We prepared this Quarterly Report on Form 10-Q under the rules and regulations of the United States Securities and Exchange Commission. As an interim period filing presented using a condensed format, it does not include all of the disclosures required by U.S. generally accepted accounting principles, and should be read along with our 2011 Annual Report on Form 10-K. The financial statements as of March 31, 2012, and for the quarters ended March 31, 2012 and 2011, are unaudited. The condensed consolidated balance sheet as of December 31, 2011, was derived from the audited balance sheet filed in our 2011 Annual Report on Form 10-K. In our opinion, we have made adjustments, all of which are of a normal, recurring nature to fairly present our interim period results. Due to the seasonal nature of our business, information for interim periods may not be indicative of our operating results for the entire year. Our disclosures in this Form 10-Q are an update to those provided in our 2011 Annual Report on Form 10-K.
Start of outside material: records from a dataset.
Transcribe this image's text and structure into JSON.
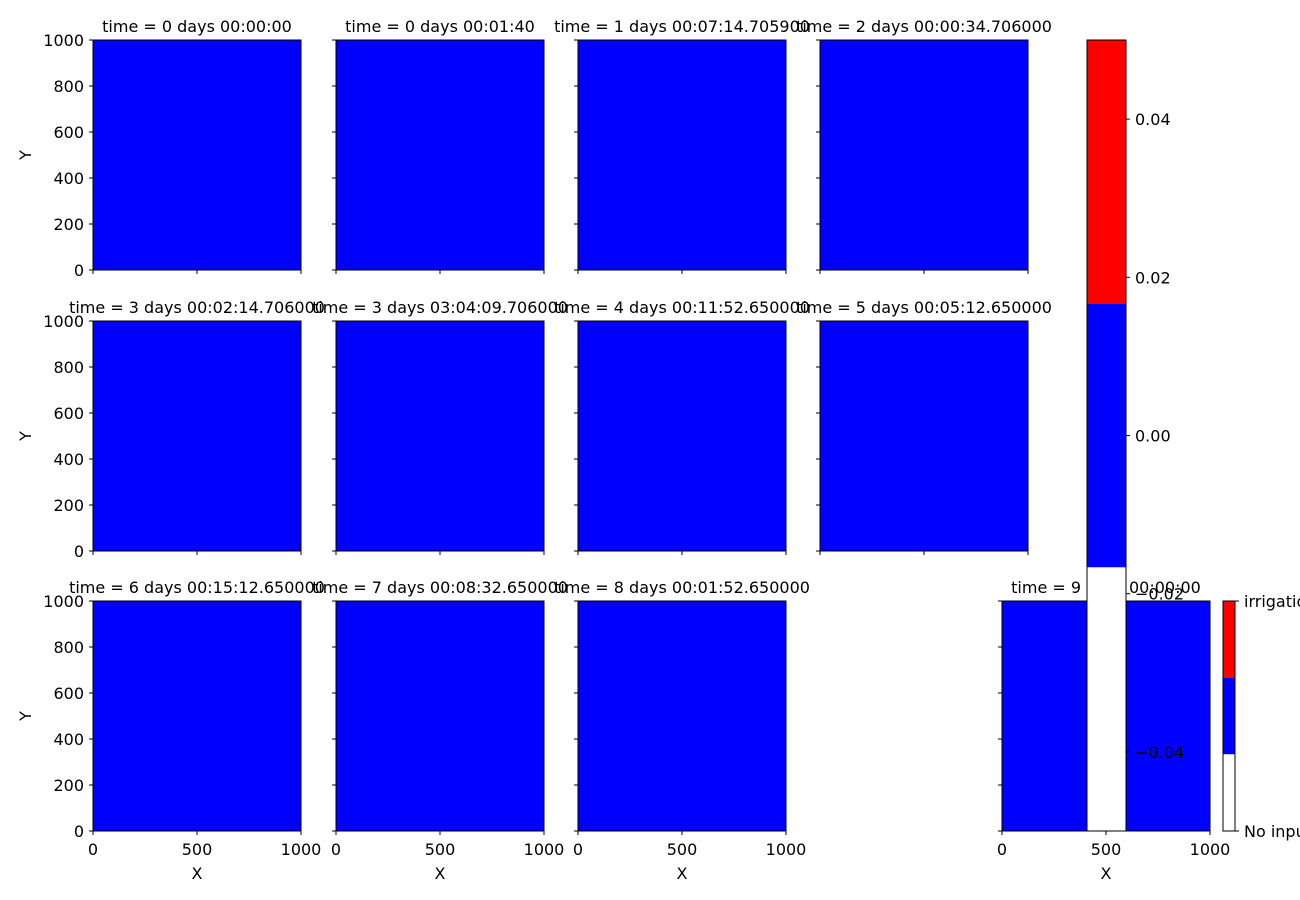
{
  "chart_data": {
    "type": "heatmap",
    "colors": {
      "field": "#0000ff",
      "irrigation": "#ff0000",
      "no_input": "#ffffff"
    },
    "panels": [
      {
        "title": "time = 0 days 00:00:00"
      },
      {
        "title": "time = 0 days 00:01:40"
      },
      {
        "title": "time = 1 days 00:07:14.705900"
      },
      {
        "title": "time = 2 days 00:00:34.706000"
      },
      {
        "title": "time = 3 days 00:02:14.706000"
      },
      {
        "title": "time = 3 days 03:04:09.706000"
      },
      {
        "title": "time = 4 days 00:11:52.650000"
      },
      {
        "title": "time = 5 days 00:05:12.650000"
      },
      {
        "title": "time = 6 days 00:15:12.650000"
      },
      {
        "title": "time = 7 days 00:08:32.650000"
      },
      {
        "title": "time = 8 days 00:01:52.650000"
      },
      {
        "title": "time = 9 days 00:00:00"
      }
    ],
    "xlabel": "X",
    "ylabel": "Y",
    "xlim": [
      0,
      1000
    ],
    "ylim": [
      0,
      1000
    ],
    "x_ticks": [
      "0",
      "500",
      "1000"
    ],
    "y_ticks": [
      "0",
      "200",
      "400",
      "600",
      "800",
      "1000"
    ],
    "colorbar_main": {
      "range": [
        -0.05,
        0.05
      ],
      "ticks": [
        "0.04",
        "0.02",
        "0.00",
        "−0.02",
        "−0.04"
      ],
      "segments": [
        {
          "color": "#ff0000",
          "from": 0.01667,
          "to": 0.05
        },
        {
          "color": "#0000ff",
          "from": -0.01667,
          "to": 0.01667
        },
        {
          "color": "#ffffff",
          "from": -0.05,
          "to": -0.01667
        }
      ]
    },
    "colorbar_categories": {
      "labels": [
        "irrigation",
        "No input"
      ]
    }
  }
}
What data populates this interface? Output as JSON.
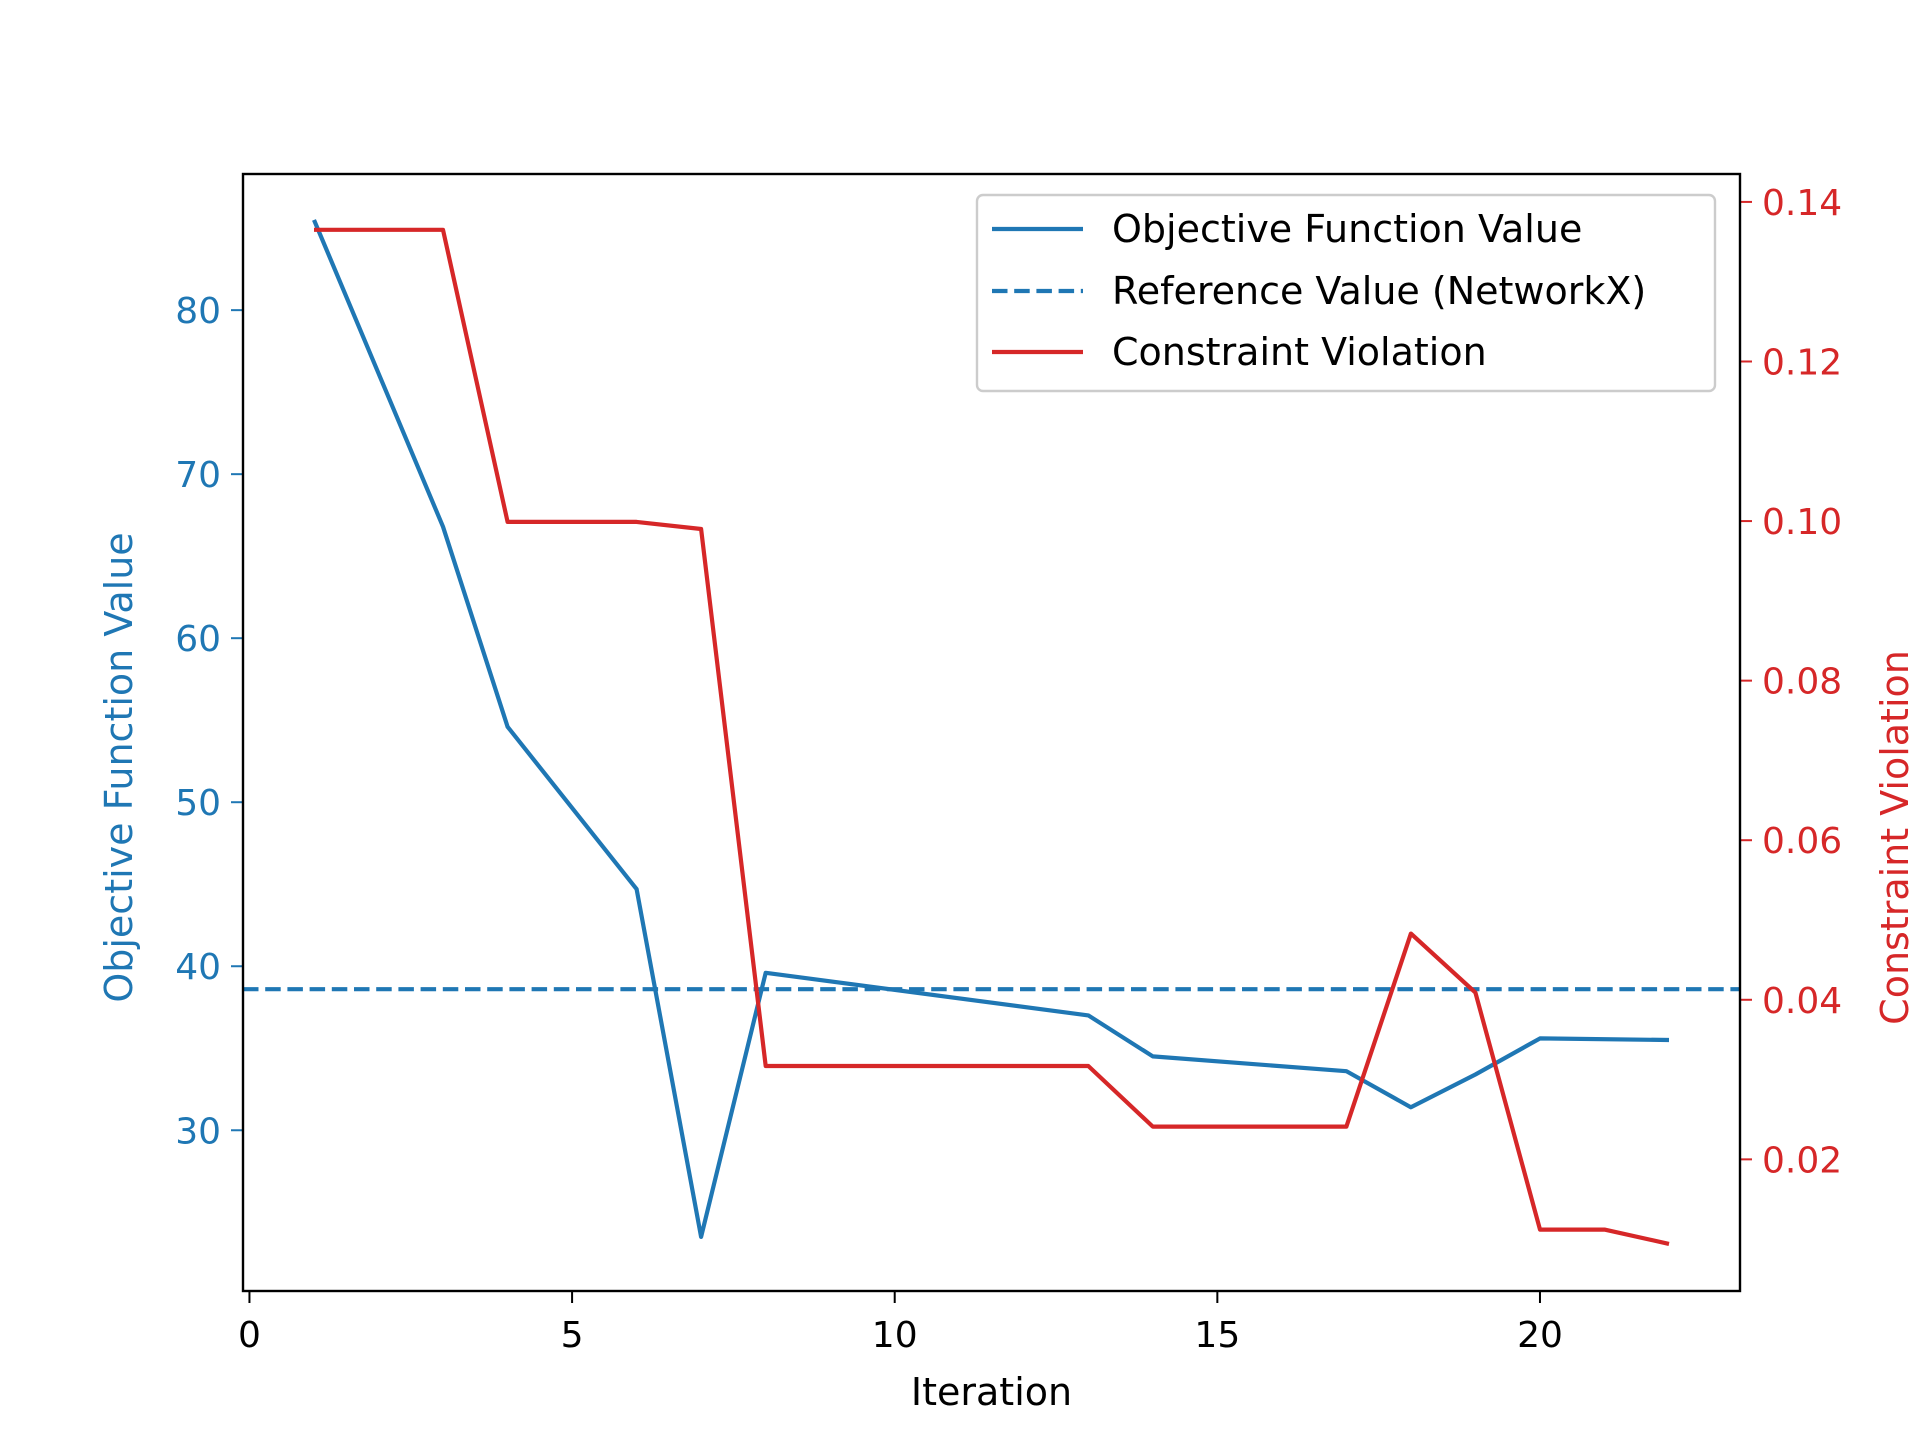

In October 2011, El Paso Corporation (El Paso) entered into a definitive merger agreement with Kinder Morgan, Inc. (KMI) whereby KMI will acquire El Paso in a transaction that valued El Paso at approximately $38 billion (based on the KMI stock price at that date), including the assumption of debt. In March 2012, both El Paso’s and KMI’s stockholders approved the merger agreement and a series of transactions to effectuate the merger. On May 1, 2012, KMI announced that it received approval from the Federal Trade Commission (FTC) for the merger, subject to the previously announced divestiture of certain assets. The completion of the merger transactions is expected by the end of May 2012, subject to other remaining closing conditions and regulatory approvals. The completion of the merger may trigger change in control provisions in certain agreements (e.g. debt) to which we are a party.

Significant Accounting Policies

There were no changes in the significant accounting policies described in our 2011 Annual Report on Form 10-K and no significant accounting pronouncements issued but not yet adopted as of March 31, 2012.